19 Bombardier Innovia APM 300R trains have been procured under C801B as part of the Bukit Panjang LRT overhaul. These trains will be equipped with Communications Based Train Control (CBTC) signalling system and are replacing the first generation C801 trains.

===Train formation===
Between 1999 and 2015, the trains operated in one-car (M) formations throughout the day. Two-car formations were only operated during weekday peak hours to accommodate increased demand prior to the introduction of C801A trains in 2014. Service B used to operate 2-car sets only during weekday morning peak hours, while Service A mostly operated them during weekday evening peak hours.

From 2015 until 2019, the majority of trains operated in two-car (M-M) formations. Two-car formations were no longer limited to peak hours due to the increase in ridership and number of apartments in Bukit Panjang.

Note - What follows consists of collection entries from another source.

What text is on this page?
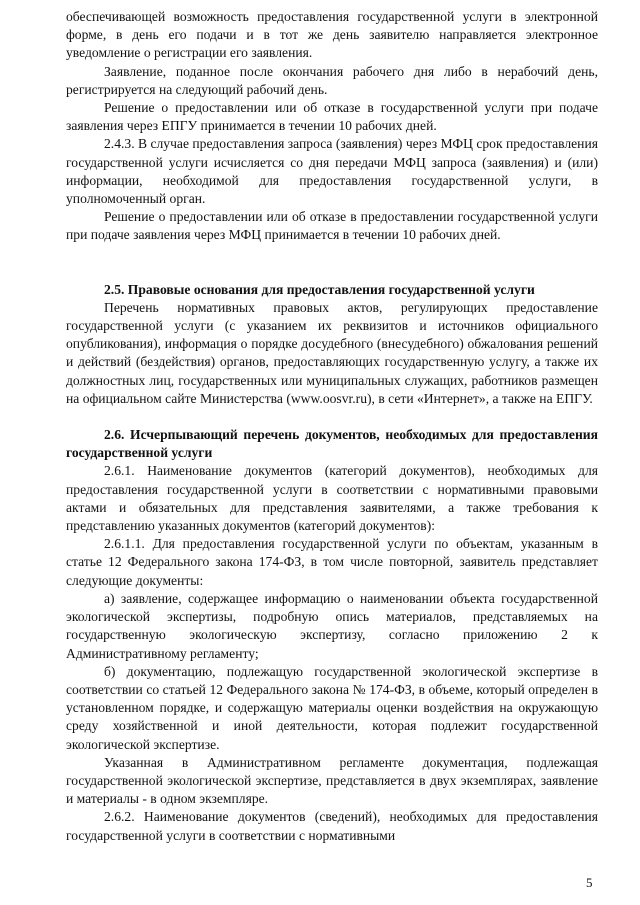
обеспечивающей возможность предоставления государственной услуги в электронной форме, в день его подачи и в тот же день заявителю направляется электронное уведомление о регистрации его заявления.

Заявление, поданное после окончания рабочего дня либо в нерабочий день, регистрируется на следующий рабочий день.

Решение о предоставлении или об отказе в государственной услуги при подаче заявления через ЕПГУ принимается в течении 10 рабочих дней.

2.4.3. В случае предоставления запроса (заявления) через МФЦ срок предоставления государственной услуги исчисляется со дня передачи МФЦ запроса (заявления) и (или) информации, необходимой для предоставления государственной услуги, в уполномоченный орган.

Решение о предоставлении или об отказе в предоставлении государственной услуги при подаче заявления через МФЦ принимается в течении 10 рабочих дней.

2.5. Правовые основания для предоставления государственной услуги

Перечень нормативных правовых актов, регулирующих предоставление государственной услуги (с указанием их реквизитов и источников официального опубликования), информация о порядке досудебного (внесудебного) обжалования решений и действий (бездействия) органов, предоставляющих государственную услугу, а также их должностных лиц, государственных или муниципальных служащих, работников размещен на официальном сайте Министерства (www.oosvr.ru), в сети «Интернет», а также на ЕПГУ.

2.6. Исчерпывающий перечень документов, необходимых для предоставления государственной услуги

2.6.1. Наименование документов (категорий документов), необходимых для предоставления государственной услуги в соответствии с нормативными правовыми актами и обязательных для представления заявителями, а также требования к представлению указанных документов (категорий документов):

2.6.1.1. Для предоставления государственной услуги по объектам, указанным в статье 12 Федерального закона 174-ФЗ, в том числе повторной, заявитель представляет следующие документы:

а) заявление, содержащее информацию о наименовании объекта государственной экологической экспертизы, подробную опись материалов, представляемых на государственную экологическую экспертизу, согласно приложению 2 к Административному регламенту;

б) документацию, подлежащую государственной экологической экспертизе в соответствии со статьей 12 Федерального закона № 174-ФЗ, в объеме, который определен в установленном порядке, и содержащую материалы оценки воздействия на окружающую среду хозяйственной и иной деятельности, которая подлежит государственной экологической экспертизе.

Указанная в Административном регламенте документация, подлежащая государственной экологической экспертизе, представляется в двух экземплярах, заявление и материалы - в одном экземпляре.

2.6.2. Наименование документов (сведений), необходимых для предоставления государственной услуги в соответствии с нормативными

5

Since 2019, all of the trains are running in two-car (M-M) formations throughout the day. The units are limited to a two-car train formation because of station length. Coupling is usually done in Ten Mile Junction Depot and the trains are coupled with the same car type for passenger service, i.e. C801B trains can only be coupled with other C801B trains. Occasionally, units are mixed off-service for reasons such as train rescue operations or testing.

==Train control==
The line is equipped with Bombardier's CITYFLO 550 fixed block signalling system for automatic train control (ATC) under automatic train operation (ATO) GoA 4 (UTO). The subsystems consist of automatic train protection (ATP) to govern train speed, Automatic Train Supervision (ATS) to track and schedule trains, and a computer-based interlocking (CBI) system that prevents incorrect signal and track points settings.

The line is currently being upgraded to use Alstom’s Cityflo 650 moving block communications-based train control (CBTC) signalling system with the gradual rollout of Bombardier Innovia APM 300R C801B trains and retrofitting of Bombardier Innovia APM 100 C801A trains.